The reason I like Lilly best is that she's the one who causes her own problem: she misbehaves in class, her teacher takes away her plastic purse until the end of the day, and she writes a mean note and draws a horrible picture of him and leaves it in his bookbag. She has done something wrong, and when she finds he's left a forgiving note and a bag of "cheesy snacks" in the purse when giving it back to her, she has to figure out what to do to make amends. The grown-ups help, but Lilly pretty much fixes her own situation. This makes her different from Henkes more passive characters.
And -- as a reader pointed out to me -- Lilly has been merchandised! Check out the March archives for discussion of female characters who have been made into plushy figures, etc. Lilly's brand is on several different counting-type games.
Friday, April 02, 2004
And he wears a shirt and no pants. Just like Disney's Pooh Bear. And Donald Duck. The convention that below-the-waist nudity is unacceptable for boys, while going without a shirt is fine (like on the beach) just does not extend to these kinds of cartoon drawings. Of course, they've got no genitalia. And Tulip thinks it would be nicer if everyone was naked most of the time, so she certainly doesn't notice.
On the other hand, James Marshall's hippo Martha wears a skirt and no top.
I can see that Donald's tail prevents him wearing pants that look normal. But Roly Poly could easily do so, as could Pooh. And Martha could wear a shirt -- although something about Marshall's pictures make it seem like she's wearing the skirt not so much as clothing but as self-decoration.
Well, maybe that's true for Disney's Pooh, as well. All the other characters are naked, after all.
Frontal nudity for human characters in picture books is relatively rare. The only one I can think of is Sendak's In the Night Kitchen. Of course there are lots of bath stories that show human children comfortably splashing around, but no nether regions are ever depicted. For example: Eloise Takes a Bawth; Captain Bob Sets Sail; Daddy Makes the Best Spaghetti.
I'm not suprised at all that animals are shown nude and partly clothed in picture books. It seems a very natural way to get around any prudishness we might have while still being able to show naked bodies. But it does seem odd to me that there's this trend of dressing them almost in opposition to the conventions of modesty we expect our children to uphold.
Thursday, April 01, 2004
The other reason it's interesting (aside from being charming and funny) is that it was heavily revised, and republished in 1939 and again in 1956.
Sally, a little girl, dreams of having a baby lion. "So one day her mother bought her one from downtown."
Herbert turns out to be delightfully friendly and "the way the took his cod-liver oil was simply beautiful" -- only he grows and grows and grows until no one is willing to come near the house and the dad wants Herbert to go to the zoo. Sally is miserable. Then, fortunately, Sally's mother remembers they own a ranch. Herbert goes to live there, and Sally visits him on vacation. She gets a very small kitten to console her.

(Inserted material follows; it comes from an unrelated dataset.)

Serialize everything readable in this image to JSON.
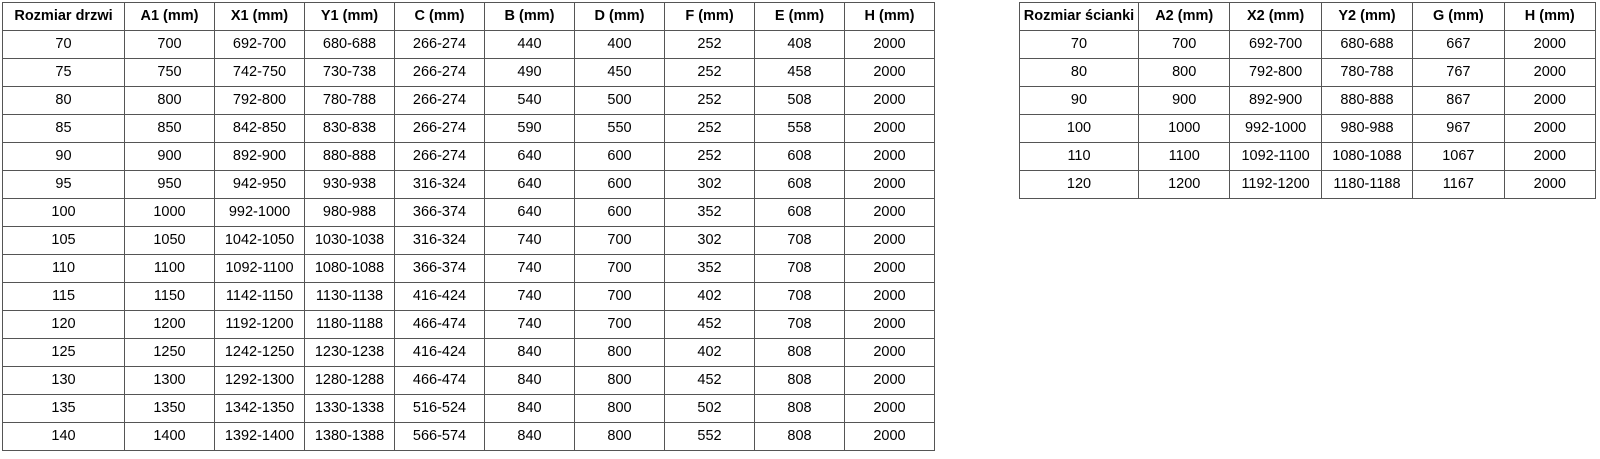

According to Bader, the 1939 revision expands the story considerably, and shows Herbert on the ranch trying t make friends with various animals and finally setting off to find Sally, because he misses her. Finally he gets to her, and Sally's parents make the decision that they must all live on the ranch year round. The 1956 revision trims down the 1939 one -- eliminating characters (Walter the handyman and Timmie the cat).
The pictures (Bader reprints three) are line drawings of exceptional charm; very minimalist. Newberry switched styles after that and took to drawing delicate watercolors of cats and kittens. Titles include Mittens, April's Kittens, and Smudge (below). By the way - although Herbert the Lion is out of print, there are lots of used copies for under $2 at Amazon. I just bought one myself. It looks to be the 1931 edition.